Massive leaks are an everyday occurrence in gas fields

After one of the many attempts to plug the methane-leaking well at the Aliso Canyon natural gas storage facility in the Los Angeles suburbs, the thing erupted like a geyser, spewing not only natural gas, but also the muddy slurry that company technicians had pumped into the well.

Aliso Canyon is a bit like a gigantic, catastrophic version of the geyser gas well of yore. Since the leak was first noticed, in late October, some 4.6 billion cubic feet of natural gas have leaked into the atmosphere. Most of that is methane, a particularly potent greenhouse gas, along with smaller amounts of other compounds such as benzene, a known carcinogen, and mercaptan, a sulfur compound added as an odorant to the gas.

Far more methane — and all those other nasties that accompany it in natural gas — are seeping out of the vast oil and gas infrastructure that is woven throughout the landscape of the San Juan Basin of Colorado and New Mexico, one of the most productive natural gas fields in the nation.

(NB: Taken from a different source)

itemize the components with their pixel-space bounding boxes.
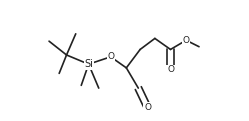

San Juan Basin oil and gas facilities emitted 291,162 metric tons of methane during 2014, according to the EPA inventory. But the inventory doesn’t account for smaller producers, geologic seeps that have been exacerbated by oil and gas development, abandoned wells or undetected leaks. So actual emissions from oil and gas facilities far exceed the EPA’s greenhouse gas inventory.